There are many issues associated with the pandemic. My two biggest concerns (besides public health and the economy) have to do with domestic abuse and education, and they kinda go hand in hand. We need kids back in school for a number of reasons. They need the structure. They need to be mentally stimulated and to grow intellectually. They need to learn how to build relationships. They also need a place to escape violence if there is abuse at home, and a way to signal for help. Finally, we need kids in school so that parents can get to work.

However, students also need to be kept safe from contracting COVID-19 or transmitting it on to their community. The ideal scenario, therefore, is that kids stay home as long as they receive some type of distanced education that will equip them for the next step in life. If a student has access to a computer and an Internet connection, we need a standardized digital curriculum for every grade level set in place by experts and educators at the national, state, and local level. Their teachers can reinforce this framework through bite-sized Zoom sessions and add supplementary teachings that jibe with their personal approach. Parents or guardians should be expected to contribute 30 min – 1 hour a day to assist their child through the lessons, acting as a pro tempore teacher’s aide.

Some form of this already exists with home schooling, but most parents and students know how boring online-learning can get and how quickly Zoom Gloom can set in. We’ve stripped all the fun parts of school attendance (the incentives have always been recess, lunchtime, and hanging out with friends). Therefore, we need Hollywood studio-level programming interwoven in the school curriculum to keep young people socialized, entertained and engaged. If my children are eager to communicate with their friends over Fortnite, veg out on YouTube, and marvel at TikTok personalities all day long, they should theoretically be willing to sit in a digital classroom that follows the same playbook. I’m thinking Bill Nye meets School House Rock for 2020, but re-imagined as fun courses led by The Rock, Yara Shahidi, Addison Rae, or Naomi Osaka. Learning can be gamified, paired with popular music, and hosted intermittently by recognizable personalities, especially those who can teach a skillset (think MasterClass for the kids – How do Draw by Takashi Murakami. Coding with the FaZe Clan). When I was growing up, we had educational shows like Channel One and Sesame Street. In the age of streaming and content creation, we should be supporting and funding more “TV” like this for the next generation, especially in an isolated year. And – along with the oversight of education departments and teachers, this should be a united effort across studios and networks, game companies, the music industry, social media platforms, and sports leagues.

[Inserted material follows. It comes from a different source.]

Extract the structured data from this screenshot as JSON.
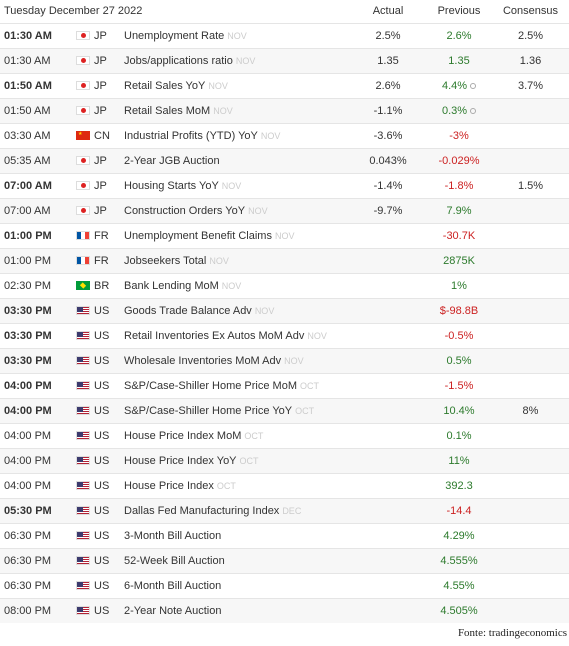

This begs the question of how to accommodate families who don’t have access to computers or the Internet. Since there are less students in physical schools, we can take advantage of wide open playgrounds and parking lots to set up tents and have students gather outside in properly spaced seating arrangements. This would be especially effective now while it’s still warm during the summer. They can view and learn from the same material that’s broadcasted online for the rest of the students.

I’m sure I’m missing a lot of important things here. I admit, I know nothing about schools, I am not an educator, I design clothing and write for a living – I am entirely naïve and think this is a simpler fix than it is. So, I will apologize for any ignorance. At the very least, I think we need to pump more money into education than ever. Many of our societal ills can be attributed to the poor education in this country, especially for underprivileged and marginalized youth. Also, in addressing the coronavirus’ strain on our economy, most parents can’t focus on their jobs until they trust someone to focus on their children. So, what will keep the children focused? And how do we prepare them for success?